By easing burdens on emergency personnel, that could make everyone more likely to participate in HIV screening. “Whatever ways you can automate [the process] — use your EMR to remind people, make it as easy as possible to order, and have follow-up taken care of by somebody else,” Stanford says.
Provide regular updates on screening program results to emergency providers. “Every month, and sometimes more often, we give feedback to all the staff about the HIV infections we have caught and any new things we have learned,” Stanford explains. “I think that has really helped to increase enthusiasm for the program because [emergency clinicians] see they are making a difference.”
Generally, infectious disease specialists will be the most logical partners to work with the ED in developing an effective HIV screening program, according to Pitrak.

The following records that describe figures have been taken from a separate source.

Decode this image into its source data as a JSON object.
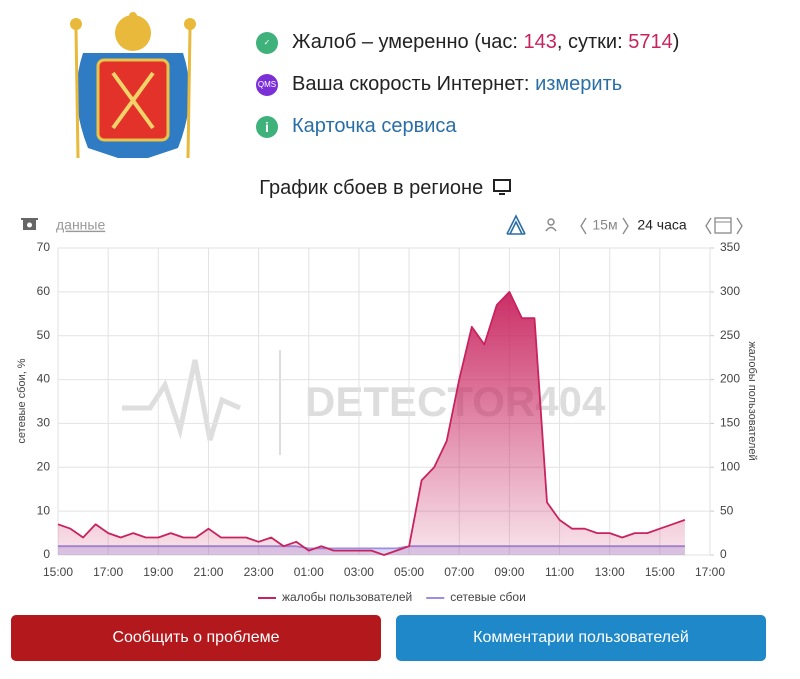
{
  "status": {
    "complaints": {
      "text": "Жалоб – умеренно (час:",
      "hour": 143,
      "sep": ", сутки:",
      "day": 5714,
      "end": ")"
    },
    "speed": {
      "icon": "QMS",
      "text": "Ваша скорость Интернет:",
      "link": "измерить"
    },
    "card": {
      "link": "Карточка сервиса"
    }
  },
  "toolbar": {
    "data_link": "данные",
    "period_short": "15м",
    "period": "24 часа"
  },
  "watermark": "DETECTOR404",
  "buttons": {
    "report": "Сообщить о проблеме",
    "comments": "Комментарии пользователей"
  },
  "chart_data": {
    "type": "line",
    "title": "График сбоев в регионе",
    "y_label": "сетевые сбои, %",
    "y2_label": "жалобы пользователей",
    "categories": [
      "15:00",
      null,
      null,
      null,
      "17:00",
      null,
      null,
      null,
      "19:00",
      null,
      null,
      null,
      "21:00",
      null,
      null,
      null,
      "23:00",
      null,
      null,
      null,
      "01:00",
      null,
      null,
      null,
      "03:00",
      null,
      null,
      null,
      "05:00",
      null,
      null,
      null,
      "07:00",
      null,
      null,
      null,
      "09:00",
      null,
      null,
      null,
      "11:00",
      null,
      null,
      null,
      "13:00",
      null,
      null,
      null,
      "15:00",
      null,
      null,
      null,
      "17:00"
    ],
    "series": [
      {
        "name": "жалобы пользователей",
        "color": "#c8235e",
        "axis": "y2",
        "area": true,
        "values": [
          35,
          30,
          20,
          35,
          25,
          20,
          25,
          20,
          20,
          25,
          20,
          20,
          30,
          20,
          20,
          20,
          15,
          20,
          10,
          15,
          5,
          10,
          5,
          5,
          5,
          5,
          0,
          5,
          10,
          85,
          100,
          130,
          200,
          260,
          240,
          285,
          300,
          270,
          270,
          60,
          40,
          30,
          30,
          25,
          25,
          20,
          25,
          25,
          30,
          35,
          40,
          null,
          null
        ]
      },
      {
        "name": "сетевые сбои",
        "color": "#9b8fe0",
        "area": true,
        "values": [
          2,
          2,
          2,
          2,
          2,
          2,
          2,
          2,
          2,
          2,
          2,
          2,
          2,
          2,
          2,
          2,
          2,
          2,
          2,
          2,
          1.5,
          1.5,
          1.5,
          1.5,
          1.5,
          1.5,
          1.5,
          1.5,
          2,
          2,
          2,
          2,
          2,
          2,
          2,
          2,
          2,
          2,
          2,
          2,
          2,
          2,
          2,
          2,
          2,
          2,
          2,
          2,
          2,
          2,
          2,
          null,
          null
        ]
      }
    ],
    "ylim": [
      0,
      70
    ],
    "yticks": [
      0,
      10,
      20,
      30,
      40,
      50,
      60,
      70
    ],
    "y2lim": [
      0,
      350
    ],
    "y2ticks": [
      0,
      50,
      100,
      150,
      200,
      250,
      300,
      350
    ],
    "grid": true,
    "legend": "bottom"
  }
}
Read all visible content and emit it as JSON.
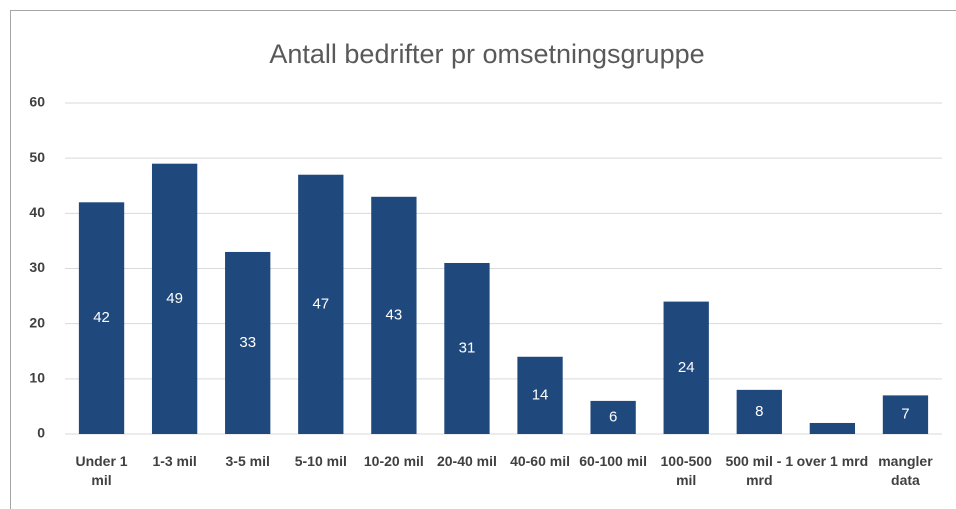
{
  "chart_data": {
    "type": "bar",
    "title": "Antall bedrifter  pr omsetningsgruppe",
    "categories": [
      "Under 1 mil",
      "1-3 mil",
      "3-5 mil",
      "5-10 mil",
      "10-20 mil",
      "20-40 mil",
      "40-60 mil",
      "60-100 mil",
      "100-500 mil",
      "500 mil - 1 mrd",
      "over 1 mrd",
      "mangler data"
    ],
    "values": [
      42,
      49,
      33,
      47,
      43,
      31,
      14,
      6,
      24,
      8,
      2,
      7
    ],
    "value_labels": [
      "42",
      "49",
      "33",
      "47",
      "43",
      "31",
      "14",
      "6",
      "24",
      "8",
      null,
      "7"
    ],
    "color": "#1f497d",
    "ylim": [
      0,
      60
    ],
    "yticks": [
      0,
      10,
      20,
      30,
      40,
      50,
      60
    ],
    "grid": true
  }
}
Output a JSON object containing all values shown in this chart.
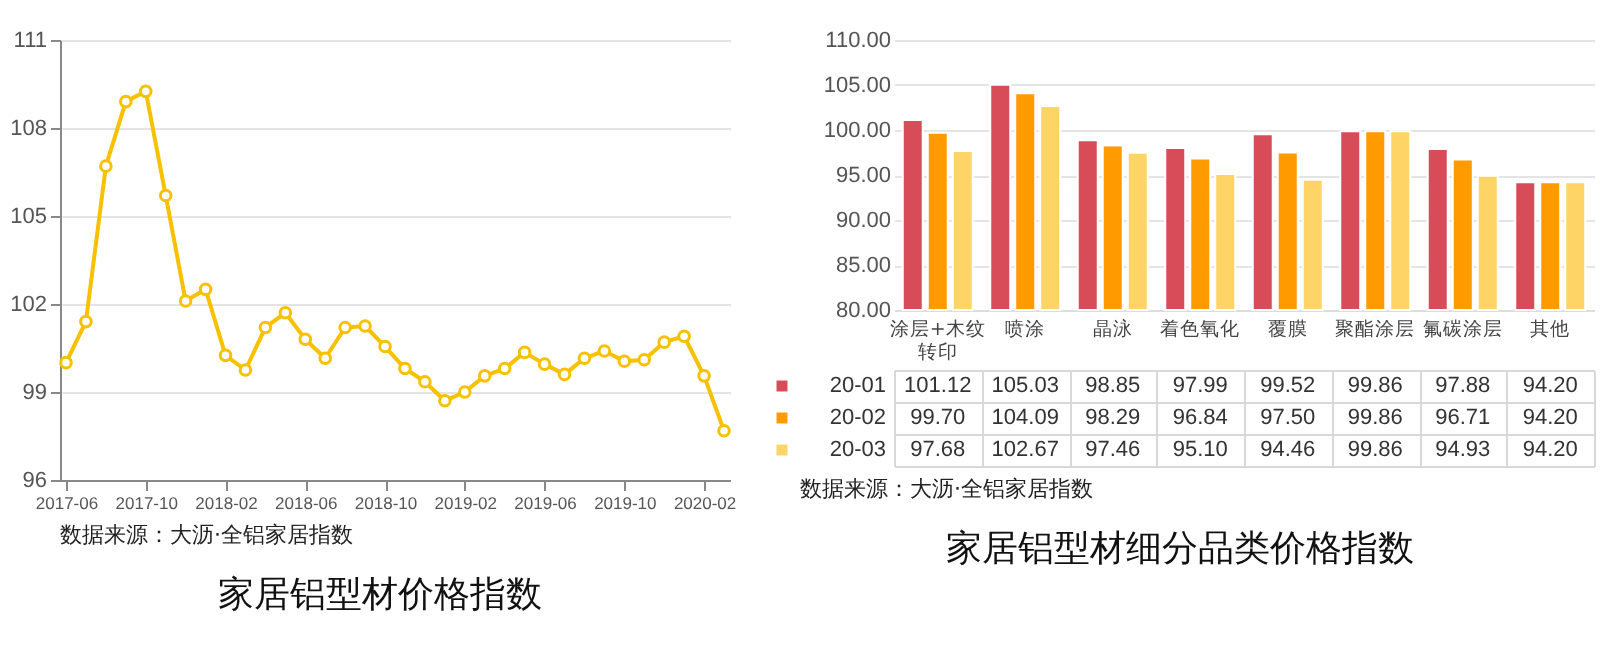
{
  "chart_data": [
    {
      "type": "line",
      "title": "家居铝型材价格指数",
      "annotations": [
        "数据来源：大沥·全铝家居指数"
      ],
      "categories": [
        "2017-06",
        null,
        null,
        null,
        "2017-10",
        null,
        null,
        null,
        "2018-02",
        null,
        null,
        null,
        "2018-06",
        null,
        null,
        null,
        "2018-10",
        null,
        null,
        null,
        "2019-02",
        null,
        null,
        null,
        "2019-06",
        null,
        null,
        null,
        "2019-10",
        null,
        null,
        null,
        "2020-02",
        null
      ],
      "series": [
        {
          "color": "#f7c100",
          "values": [
            100.0,
            101.4,
            106.7,
            108.9,
            109.25,
            105.7,
            102.1,
            102.5,
            100.25,
            99.75,
            101.2,
            101.7,
            100.8,
            100.15,
            101.2,
            101.25,
            100.55,
            99.8,
            99.35,
            98.7,
            99.0,
            99.55,
            99.8,
            100.35,
            99.95,
            99.6,
            100.15,
            100.4,
            100.05,
            100.1,
            100.7,
            100.9,
            99.55,
            97.68
          ]
        }
      ],
      "ylim": [
        96,
        111
      ],
      "yticks": [
        96,
        99,
        102,
        105,
        108,
        111
      ],
      "grid": "y",
      "marker": "circle"
    },
    {
      "type": "bar",
      "title": "家居铝型材细分品类价格指数",
      "annotations": [
        "数据来源：大沥·全铝家居指数"
      ],
      "categories": [
        "涂层+木纹转印",
        "喷涂",
        "晶泳",
        "着色氧化",
        "覆膜",
        "聚酯涂层",
        "氟碳涂层",
        "其他"
      ],
      "series": [
        {
          "name": "20-01",
          "color": "#d84b58",
          "values": [
            101.12,
            105.03,
            98.85,
            97.99,
            99.52,
            99.86,
            97.88,
            94.2
          ]
        },
        {
          "name": "20-02",
          "color": "#ff9a00",
          "values": [
            99.7,
            104.09,
            98.29,
            96.84,
            97.5,
            99.86,
            96.71,
            94.2
          ]
        },
        {
          "name": "20-03",
          "color": "#ffd466",
          "values": [
            97.68,
            102.67,
            97.46,
            95.1,
            94.46,
            99.86,
            94.93,
            94.2
          ]
        }
      ],
      "ylim": [
        80,
        110
      ],
      "yticks": [
        {
          "value": 80,
          "label": "80.00"
        },
        {
          "value": 85,
          "label": "85.00"
        },
        {
          "value": 90,
          "label": "90.00"
        },
        {
          "value": 95,
          "label": "95.00"
        },
        {
          "value": 100,
          "label": "100.00"
        },
        {
          "value": 105,
          "label": "105.00"
        },
        {
          "value": 110,
          "label": "110.00"
        }
      ],
      "grid": "y",
      "legend": "left",
      "value_labels": [
        [
          "101.12",
          "105.03",
          "98.85",
          "97.99",
          "99.52",
          "99.86",
          "97.88",
          "94.20"
        ],
        [
          "99.70",
          "104.09",
          "98.29",
          "96.84",
          "97.50",
          "99.86",
          "96.71",
          "94.20"
        ],
        [
          "97.68",
          "102.67",
          "97.46",
          "95.10",
          "94.46",
          "99.86",
          "94.93",
          "94.20"
        ]
      ]
    }
  ]
}
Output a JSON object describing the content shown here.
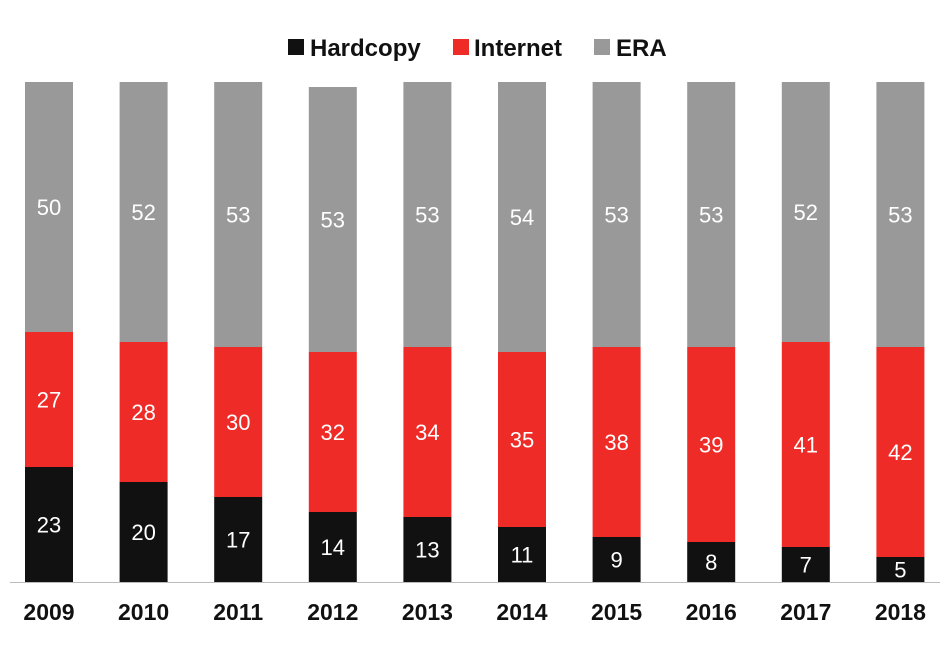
{
  "chart_data": {
    "type": "bar",
    "stacked": true,
    "normalized": true,
    "title": "",
    "xlabel": "",
    "ylabel": "",
    "ylim": [
      0,
      100
    ],
    "grid": false,
    "legend_position": "top-center",
    "categories": [
      "2009",
      "2010",
      "2011",
      "2012",
      "2013",
      "2014",
      "2015",
      "2016",
      "2017",
      "2018"
    ],
    "series": [
      {
        "name": "Hardcopy",
        "color": "#111111",
        "values": [
          23,
          20,
          17,
          14,
          13,
          11,
          9,
          8,
          7,
          5
        ]
      },
      {
        "name": "Internet",
        "color": "#ee2b27",
        "values": [
          27,
          28,
          30,
          32,
          34,
          35,
          38,
          39,
          41,
          42
        ]
      },
      {
        "name": "ERA",
        "color": "#999999",
        "values": [
          50,
          52,
          53,
          53,
          53,
          54,
          53,
          53,
          52,
          53
        ]
      }
    ]
  }
}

“Most hospitals that have an ED have a section of infectious diseases ... and these departments usually have a staff that sees patients with HIV. Even if [an infectious diseases department] doesn’t have a comprehensive HIV care program, the ID physician or another group could certainly do the notification, and then link [patients] to a group that does that type of comprehensive HIV care,” Pitrak advises. “There is no sense in screening if you can’t notify people of their results or link them to care. I think that is better done by a group that deals with HIV all the time.”
- Stanford, KA, Friedman EE, Schmitt J, et al. Routine screening for HIV in an urban emergency department during the COVID-19 pandemic. AIDS Behav 2020;24:2757-2759.